­WASHINGTON - Concerned that public opinion here is shifting sharply against them, the embattled US intelligence leadership came out with the argument that American allies also spy on this country.

National Intelligence Director James Clapper told a Congressional hearing that nations do indeed spy on each other’s leaders and called it a longtime practice in the intelligence world.

The head of the National Security Agency, General Keith Alexander, told the House Intelligence Committee that a surveillance sweep on phone records overseas that has prompted an anti-American backlash was carried out by European governments, not the US.

Though most of the programmes were enacted as a result of the Sept. 11, 2001, terrorist attacks, US officials are nearly unanimous in saying they’re ready for a review to see if the scope of spying remains necessary.

On his part, Clapper defended the secret surveillance that sweeps up phone records and emails of millions of Americans as vital to protecting against terrorists. He played down European allies’ complaints about spying on their leaders, saying they do it, too. “That’s a hardy perennial,” Clapper told lawmakers.

Clapper said that during his 50 years working in intelligence it was “a basic tenet” to collect, whether by spying on communications or through other sources, confidential information about foreign leaders that reveals “if what they’re saying gels with what’s actually going on.”

The committee chairman, Congressman Mike Rogers, a Republican, asked whether US allies had conducted the same type of espionage against American leaders. “Absolutely,” Clapper responded.

Asked about collection of phone records in France, Spain and elsewhere, the NSA’s director, Gen. Alexander, testified that the US did not collect European records, as was reported over the past week to anger across Europe.

Alexander said the US was given data by Nato partners as part of a program to protect military interests. He disputed that the program targeted European citizens, but he did not offer specifics. He called the reports “completely false.”

As for efforts at home, the intelligence leaders defended sweeping up records of US phone calls as necessary to combat terrorism. The Obama administration vigorously opposes efforts to curtail the internal spying programs that have angered some Americans.

Rogers urged lawmakers not to scrap an important investigative tool. “We can’t ask the FBI to find terrorists plotting an attack and then not provide them with the information they need,” he said.

Others on the panel predicted that the programmes will be overhauled. “There will be changes,” said Congressman Jan Schakowsky, a Democrat, of Clapper’s support for the intelligence programs, she said, “What I heard from you was a robust defense effectively of the status quo.”

The nation’s post-Sept. 11 surveillance programmes, revealed by classified documents provided by former NSA analyst Edward Snowden, are under unprecedented scrutiny, especially after recent revelations that the NSA monitored German Chancellor Angela Merkel’s cellphone and those of up to 34 other world leaders.
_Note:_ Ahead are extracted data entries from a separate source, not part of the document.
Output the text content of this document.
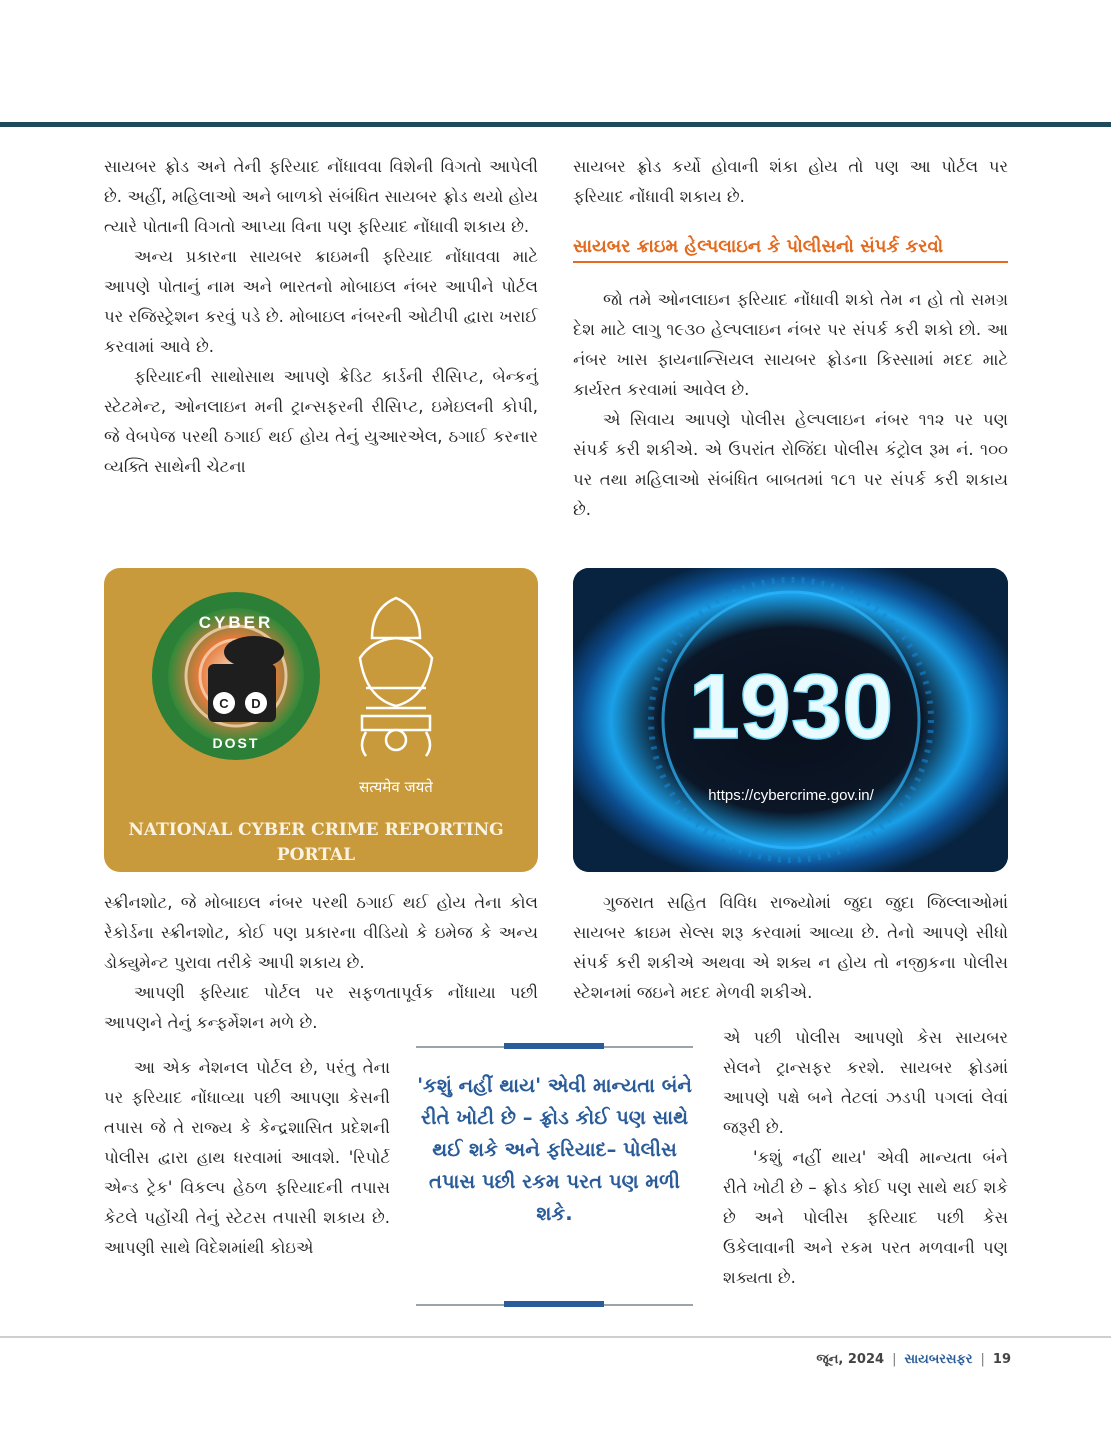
સાયબર ફ્રોડ અને તેની ફરિયાદ નોંધાવવા વિશેની વિગતો આપેલી છે. અહીં, મહિલાઓ અને બાળકો સંબંધિત સાયબર ફ્રોડ થયો હોય ત્યારે પોતાની વિગતો આપ્યા વિના પણ ફરિયાદ નોંધાવી શકાય છે.

અન્ય પ્રકારના સાયબર ક્રાઇમની ફરિયાદ નોંધાવવા માટે આપણે પોતાનું નામ અને ભારતનો મોબાઇલ નંબર આપીને પોર્ટલ પર રજિસ્ટ્રેશન કરવું પડે છે. મોબાઇલ નંબરની ઓટીપી દ્વારા ખરાઈ કરવામાં આવે છે.

ફરિયાદની સાથોસાથ આપણે ક્રેડિટ કાર્ડની રીસિપ્ટ, બેન્કનું સ્ટેટમેન્ટ, ઓનલાઇન મની ટ્રાન્સફરની રીસિપ્ટ, ઇમેઇલની કોપી, જે વેબપેજ પરથી ઠગાઈ થઈ હોય તેનું યુઆરએલ, ઠગાઈ કરનાર વ્યક્તિ સાથેની ચેટના

સાયબર ફ્રોડ કર્યો હોવાની શંકા હોય તો પણ આ પોર્ટલ પર ફરિયાદ નોંધાવી શકાય છે.

સાયબર ક્રાઇમ હેલ્પલાઇન કે પોલીસનો સંપર્ક કરવો

જો તમે ઓનલાઇન ફરિયાદ નોંધાવી શકો તેમ ન હો તો સમગ્ર દેશ માટે લાગુ ૧૯૩૦ હેલ્પલાઇન નંબર પર સંપર્ક કરી શકો છો. આ નંબર ખાસ ફાયનાન્સિયલ સાયબર ફ્રોડના કિસ્સામાં મદદ માટે કાર્યરત કરવામાં આવેલ છે.

એ સિવાય આપણે પોલીસ હેલ્પલાઇન નંબર ૧૧૨ પર પણ સંપર્ક કરી શકીએ. એ ઉપરાંત રોજિંદા પોલીસ કંટ્રોલ રૂમ નં. ૧૦૦ પર તથા મહિલાઓ સંબંધિત બાબતમાં ૧૮૧ પર સંપર્ક કરી શકાય છે.

C D
CYBER
DOST
सत्यमेव जयते
NATIONAL CYBER CRIME REPORTING
PORTAL
1930
https://cybercrime.gov.in/

સ્ક્રીનશોટ, જે મોબાઇલ નંબર પરથી ઠગાઈ થઈ હોય તેના કોલ રેકોર્ડના સ્ક્રીનશોટ, કોઈ પણ પ્રકારના વીડિયો કે ઇમેજ કે અન્ય ડોક્યુમેન્ટ પુરાવા તરીકે આપી શકાય છે.

આપણી ફરિયાદ પોર્ટલ પર સફળતાપૂર્વક નોંધાયા પછી આપણને તેનું કન્ફર્મેશન મળે છે.

આ એક નેશનલ પોર્ટલ છે, પરંતુ તેના પર ફરિયાદ નોંધાવ્યા પછી આપણા કેસની તપાસ જે તે રાજ્ય કે કેન્દ્રશાસિત પ્રદેશની પોલીસ દ્વારા હાથ ધરવામાં આવશે. 'રિપોર્ટ એન્ડ ટ્રેક' વિકલ્પ હેઠળ ફરિયાદની તપાસ કેટલે પહોંચી તેનું સ્ટેટસ તપાસી શકાય છે. આપણી સાથે વિદેશમાંથી કોઇએ

'કશું નહીં થાય' એવી માન્યતા બંને રીતે ખોટી છે – ફ્રોડ કોઈ પણ સાથે થઈ શકે અને ફરિયાદ– પોલીસ તપાસ પછી રકમ પરત પણ મળી શકે.

ગુજરાત સહિત વિવિધ રાજ્યોમાં જુદા જુદા જિલ્લાઓમાં સાયબર ક્રાઇમ સેલ્સ શરૂ કરવામાં આવ્યા છે. તેનો આપણે સીધો સંપર્ક કરી શકીએ અથવા એ શક્ય ન હોય તો નજીકના પોલીસ સ્ટેશનમાં જઇને મદદ મેળવી શકીએ.

એ પછી પોલીસ આપણો કેસ સાયબર સેલને ટ્રાન્સફર કરશે. સાયબર ફ્રોડમાં આપણે પક્ષે બને તેટલાં ઝડપી પગલાં લેવાં જરૂરી છે.

'કશું નહીં થાય' એવી માન્યતા બંને રીતે ખોટી છે – ફ્રોડ કોઈ પણ સાથે થઈ શકે છે અને પોલીસ ફરિયાદ પછી કેસ ઉકેલાવાની અને રકમ પરત મળવાની પણ શક્યતા છે.

જૂન, 2024 | સાયબરસફર | 19
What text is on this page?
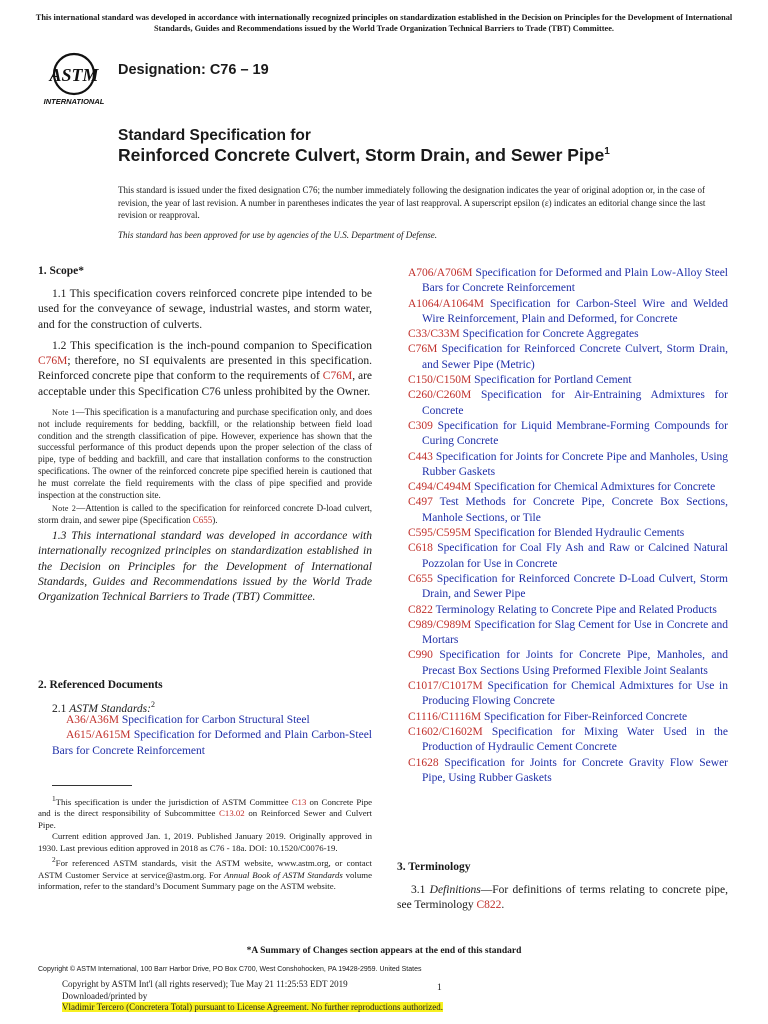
This international standard was developed in accordance with internationally recognized principles on standardization established in the Decision on Principles for the Development of International Standards, Guides and Recommendations issued by the World Trade Organization Technical Barriers to Trade (TBT) Committee.
ASTM
INTERNATIONAL
Designation: C76 – 19
Standard Specification for
Reinforced Concrete Culvert, Storm Drain, and Sewer Pipe$^1$
This standard is issued under the fixed designation C76; the number immediately following the designation indicates the year of original adoption or, in the case of revision, the year of last revision. A number in parentheses indicates the year of last reapproval. A superscript epsilon (ε) indicates an editorial change since the last revision or reapproval.
This standard has been approved for use by agencies of the U.S. Department of Defense.
1. Scope*

1.1 This specification covers reinforced concrete pipe intended to be used for the conveyance of sewage, industrial wastes, and storm water, and for the construction of culverts.

1.2 This specification is the inch-pound companion to Specification C76M; therefore, no SI equivalents are presented in this specification. Reinforced concrete pipe that conform to the requirements of C76M, are acceptable under this Specification C76 unless prohibited by the Owner.

Note 1—This specification is a manufacturing and purchase specification only, and does not include requirements for bedding, backfill, or the relationship between field load condition and the strength classification of pipe. However, experience has shown that the successful performance of this product depends upon the proper selection of the class of pipe, type of bedding and backfill, and care that installation conforms to the construction specifications. The owner of the reinforced concrete pipe specified herein is cautioned that he must correlate the field requirements with the class of pipe specified and provide inspection at the construction site.
Note 2—Attention is called to the specification for reinforced concrete D-load culvert, storm drain, and sewer pipe (Specification C655).

1.3 This international standard was developed in accordance with internationally recognized principles on standardization established in the Decision on Principles for the Development of International Standards, Guides and Recommendations issued by the World Trade Organization Technical Barriers to Trade (TBT) Committee.

2. Referenced Documents

2.1 ASTM Standards:$^2$

A36/A36M Specification for Carbon Structural Steel

A615/A615M Specification for Deformed and Plain Carbon-Steel Bars for Concrete Reinforcement

$^1$This specification is under the jurisdiction of ASTM Committee C13 on Concrete Pipe and is the direct responsibility of Subcommittee C13.02 on Reinforced Sewer and Culvert Pipe.

Current edition approved Jan. 1, 2019. Published January 2019. Originally approved in 1930. Last previous edition approved in 2018 as C76 - 18a. DOI: 10.1520/C0076-19.

$^2$For referenced ASTM standards, visit the ASTM website, www.astm.org, or contact ASTM Customer Service at service@astm.org. For Annual Book of ASTM Standards volume information, refer to the standard’s Document Summary page on the ASTM website.

A706/A706M Specification for Deformed and Plain Low-Alloy Steel Bars for Concrete Reinforcement

A1064/A1064M Specification for Carbon-Steel Wire and Welded Wire Reinforcement, Plain and Deformed, for Concrete

C33/C33M Specification for Concrete Aggregates

C76M Specification for Reinforced Concrete Culvert, Storm Drain, and Sewer Pipe (Metric)

C150/C150M Specification for Portland Cement

C260/C260M Specification for Air-Entraining Admixtures for Concrete

C309 Specification for Liquid Membrane-Forming Compounds for Curing Concrete

C443 Specification for Joints for Concrete Pipe and Manholes, Using Rubber Gaskets

C494/C494M Specification for Chemical Admixtures for Concrete

C497 Test Methods for Concrete Pipe, Concrete Box Sections, Manhole Sections, or Tile

C595/C595M Specification for Blended Hydraulic Cements

C618 Specification for Coal Fly Ash and Raw or Calcined Natural Pozzolan for Use in Concrete

C655 Specification for Reinforced Concrete D-Load Culvert, Storm Drain, and Sewer Pipe

C822 Terminology Relating to Concrete Pipe and Related Products

C989/C989M Specification for Slag Cement for Use in Concrete and Mortars

C990 Specification for Joints for Concrete Pipe, Manholes, and Precast Box Sections Using Preformed Flexible Joint Sealants

C1017/C1017M Specification for Chemical Admixtures for Use in Producing Flowing Concrete

C1116/C1116M Specification for Fiber-Reinforced Concrete

C1602/C1602M Specification for Mixing Water Used in the Production of Hydraulic Cement Concrete

C1628 Specification for Joints for Concrete Gravity Flow Sewer Pipe, Using Rubber Gaskets

3. Terminology
3.1 Definitions—For definitions of terms relating to concrete pipe, see Terminology C822.
*A Summary of Changes section appears at the end of this standard
Copyright © ASTM International, 100 Barr Harbor Drive, PO Box C700, West Conshohocken, PA 19428-2959. United States
Copyright by ASTM Int'l (all rights reserved); Tue May 21 11:25:53 EDT 2019
Downloaded/printed by
Vladimir Tercero (Concretera Total) pursuant to License Agreement. No further reproductions authorized.
1
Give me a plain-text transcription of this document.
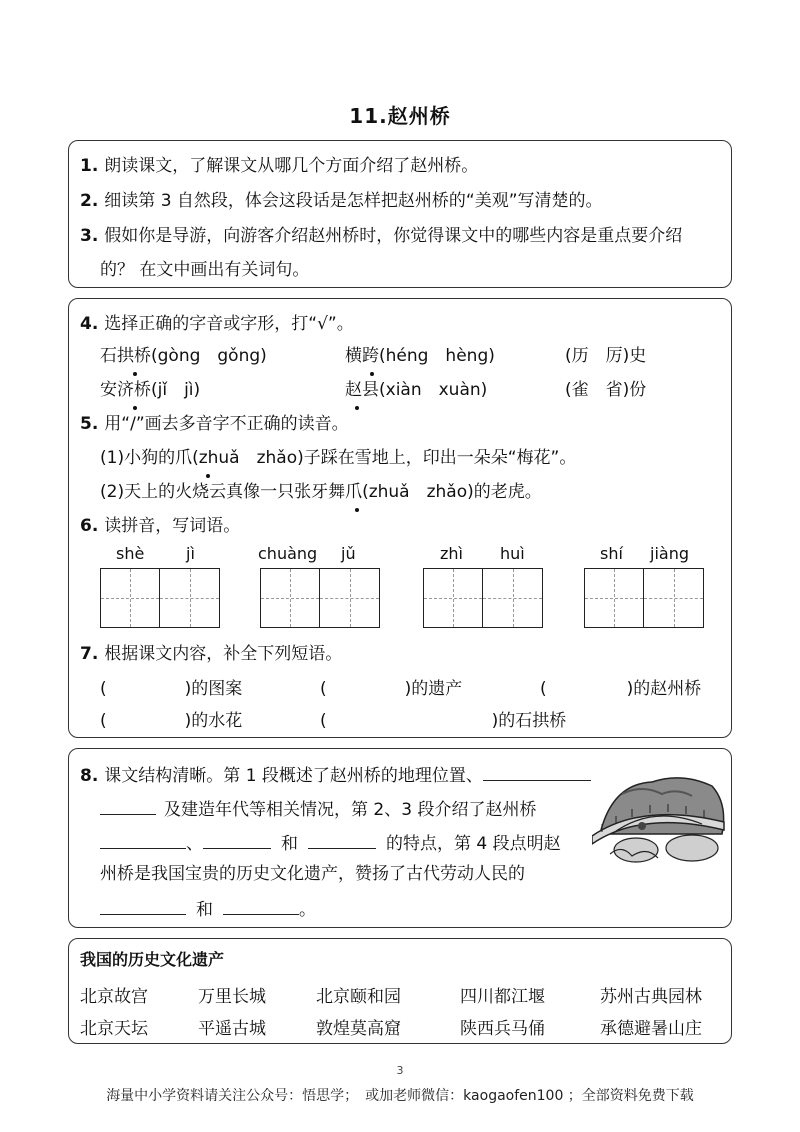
11.赵州桥
1. 朗读课文，了解课文从哪几个方面介绍了赵州桥。
2. 细读第 3 自然段，体会这段话是怎样把赵州桥的“美观”写清楚的。
3. 假如你是导游，向游客介绍赵州桥时，你觉得课文中的哪些内容是重点要介绍
的？ 在文中画出有关词句。
4. 选择正确的字音或字形，打“√”。
石拱桥(gòng　gǒng)	横跨(héng　hèng)	(历　厉)史
安济桥(jǐ　jì)	赵县(xiàn　xuàn)	(雀　省)份
5. 用“/”画去多音字不正确的读音。
(1)小狗的爪(zhuǎ　zhǎo)子踩在雪地上，印出一朵朵“梅花”。
(2)天上的火烧云真像一只张牙舞爪(zhuǎ　zhǎo)的老虎。
6. 读拼音，写词语。
shè	jì	chuàng jǔ	zhì huì	shí jiàng
7. 根据课文内容，补全下列短语。
(	)的图案	(	)的遗产	(	)的赵州桥
(	)的水花	(	)的石拱桥
8. 课文结构清晰。第 1 段概述了赵州桥的地理位置、
及建造年代等相关情况，第 2、3 段介绍了赵州桥
、	和	的特点，第 4 段点明赵
州桥是我国宝贵的历史文化遗产，赞扬了古代劳动人民的
和	。
我国的历史文化遗产
北京故宫	万里长城	北京颐和园	四川都江堰	苏州古典园林
北京天坛	平遥古城	敦煌莫高窟	陕西兵马俑	承德避暑山庄
3
海量中小学资料请关注公众号：悟思学；　或加老师微信：kaogaofen100 ；全部资料免费下载
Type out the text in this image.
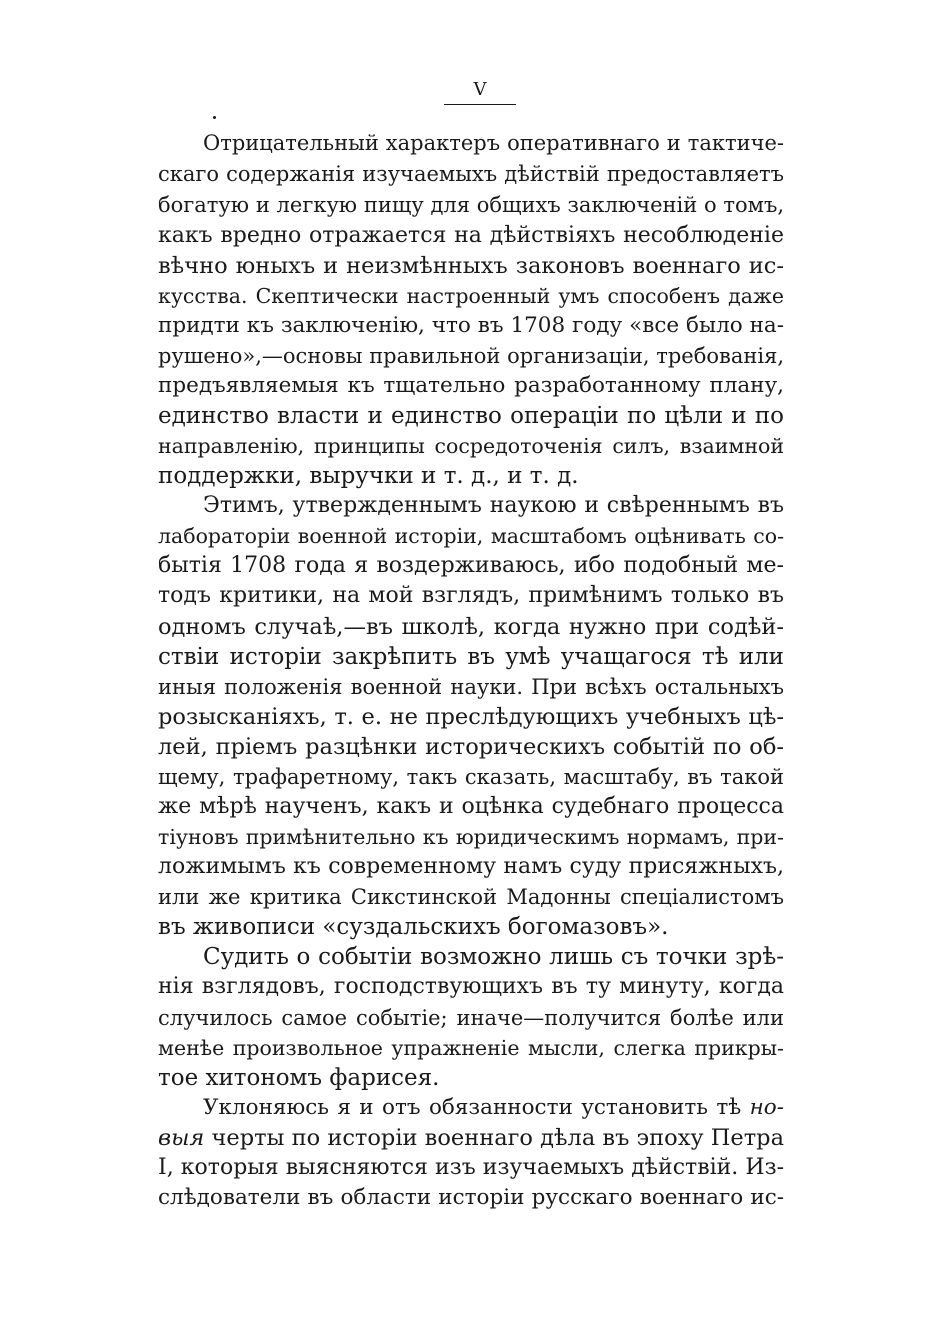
V
Отрицательный характеръ оперативнаго и тактиче-
скаго содержанія изучаемыхъ дѣйствій предоставляетъ
богатую и легкую пищу для общихъ заключеній о томъ,
какъ вредно отражается на дѣйствіяхъ несоблюденіе
вѣчно юныхъ и неизмѣнныхъ законовъ военнаго ис-
кусства. Скептически настроенный умъ способенъ даже
придти къ заключенію, что въ 1708 году «все было на-
рушено»,—основы правильной организаціи, требованія,
предъявляемыя къ тщательно разработанному плану,
единство власти и единство операціи по цѣли и по
направленію, принципы сосредоточенія силъ, взаимной
поддержки, выручки и т. д., и т. д.
Этимъ, утвержденнымъ наукою и свѣреннымъ въ
лабораторіи военной исторіи, масштабомъ оцѣнивать со-
бытія 1708 года я воздерживаюсь, ибо подобный ме-
тодъ критики, на мой взглядъ, примѣнимъ только въ
одномъ случаѣ,—въ школѣ, когда нужно при содѣй-
ствіи исторіи закрѣпить въ умѣ учащагося тѣ или
иныя положенія военной науки. При всѣхъ остальныхъ
розысканіяхъ, т. е. не преслѣдующихъ учебныхъ цѣ-
лей, пріемъ разцѣнки историческихъ событій по об-
щему, трафаретному, такъ сказать, масштабу, въ такой
же мѣрѣ наученъ, какъ и оцѣнка судебнаго процесса
тіуновъ примѣнительно къ юридическимъ нормамъ, при-
ложимымъ къ современному намъ суду присяжныхъ,
или же критика Сикстинской Мадонны спеціалистомъ
въ живописи «суздальскихъ богомазовъ».
Судить о событіи возможно лишь съ точки зрѣ-
нія взглядовъ, господствующихъ въ ту минуту, когда
случилось самое событіе; иначе—получится болѣе или
менѣе произвольное упражненіе мысли, слегка прикры-
тое хитономъ фарисея.
Уклоняюсь я и отъ обязанности установить тѣ но-
выя черты по исторіи военнаго дѣла въ эпоху Петра
I, которыя выясняются изъ изучаемыхъ дѣйствій. Из-
слѣдователи въ области исторіи русскаго военнаго ис-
A bipartisan plan introduced Tuesday would end the NSA’s sweep of phone records, allowing the government to seek only records related to ongoing terror investigations. White House press secretary Jay Carney declined to take a position on the legislation, put forward by Congressman James Sensenbrenner, a Republican, and Senate Judiciary Chairman Patrick Leahy, D-Vt., with a broad array of support. Carney said the administration is working with Congress on “appropriate reforms.”

Asked about the reports of eavesdropping on world leaders, President Barack Obama himself said in a Fusion network television interview that the U.S. government is conducting “a complete review of how our intelligence operates outside the country.” He declined to discuss specifics or say when he learned about the spying on allies.

Another U.S. official said Obama did not know the NSA was monitoring Merkel’s communications until after his visit to Germany in June. That official said information about the surveillance of foreign leaders emerged in the course of the White House’s broader review of spying programs, triggered by media reports based on documents leaked by Snowden.

The official was not authorized to discuss the matter by name and insisted on anonymity.

The White House says the United States isn’t currently listening to Merkel’s conversations and won’t do so in the future. Carney wouldn’t say whether the U.S. is monitoring the calls of other friendly leaders or whether Obama thinks that sort of surveillance of allies should go on.